Война шла дольше, чем все ожидали. Люди быстро забыли о радостном возбуждении первых месяцев после свержения Саддама. Тогда свалили его статую на площади Фирдоус в Багдаде, а американцы разъезжали по стране, пожимая руки деревенским жителям и обещая построить школы, освободить политических узников и улучшить жизнь обычных иракцев. К 2007 году, всего через несколько лет после падения Саддама, в Ираке усилились беспорядки, и США направили туда еще более двадцати тысяч солдат, назвав это «приливом». Такой шаг был вызван в основном ростом насилия в Анбаре и Багдаде.

Сначала казалось, что «прилив» сработал. Количество атак уменьшилось, морские пехотинцы занимали города и проверяли дома в поисках повстанцев. Но для езидов тот год ознаменовался тем, что война пришла на пороги наших домов.
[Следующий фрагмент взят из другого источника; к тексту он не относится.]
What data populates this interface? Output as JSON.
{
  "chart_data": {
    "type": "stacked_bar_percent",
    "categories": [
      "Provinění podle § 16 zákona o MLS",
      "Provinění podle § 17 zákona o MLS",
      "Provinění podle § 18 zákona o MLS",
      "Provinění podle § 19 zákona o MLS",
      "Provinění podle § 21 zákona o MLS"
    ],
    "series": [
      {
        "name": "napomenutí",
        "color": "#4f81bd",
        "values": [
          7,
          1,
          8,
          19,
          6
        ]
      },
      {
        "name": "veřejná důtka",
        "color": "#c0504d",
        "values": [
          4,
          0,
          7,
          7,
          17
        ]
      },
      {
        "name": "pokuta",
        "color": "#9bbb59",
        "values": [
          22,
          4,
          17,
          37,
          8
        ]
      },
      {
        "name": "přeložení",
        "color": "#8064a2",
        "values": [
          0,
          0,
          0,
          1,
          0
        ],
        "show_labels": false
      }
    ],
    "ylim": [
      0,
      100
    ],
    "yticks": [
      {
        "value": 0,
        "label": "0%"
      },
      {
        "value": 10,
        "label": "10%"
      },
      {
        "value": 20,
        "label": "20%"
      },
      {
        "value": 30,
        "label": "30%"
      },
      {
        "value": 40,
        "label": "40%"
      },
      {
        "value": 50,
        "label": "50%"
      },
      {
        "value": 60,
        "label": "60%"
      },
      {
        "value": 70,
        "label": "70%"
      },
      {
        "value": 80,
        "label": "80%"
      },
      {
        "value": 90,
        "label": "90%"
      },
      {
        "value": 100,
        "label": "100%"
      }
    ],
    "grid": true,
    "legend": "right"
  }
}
В августе 2007 года произошел самый жестокий теракт за всю Иракскую войну – и второй по жестокости в истории. Это случилось в двух езидских поселках Сиба-Шейх-Хыдыр и Тель-Узейр (известных также под баасистскими названиями Кахтания и Джазира), расположенных к западу от Кочо. Днем 14 августа в эти поселки приехали бензовоз и три грузовика, якобы для раздачи гуманитарной помощи. Припарковавшись, водители привели в действие взрывные устройства. Погибло восемьсот человек, более тысячи получили ранения. Взрывы были такой силы, что мы видели пламя и дым даже в Кочо. После этого мы стали в страхе приглядываться ко всем незнакомым машинам.

Сегодняшний Ирак настолько раздроблен, что, похоже, его не восстановить; но мы наблюдали за его распадом издалека.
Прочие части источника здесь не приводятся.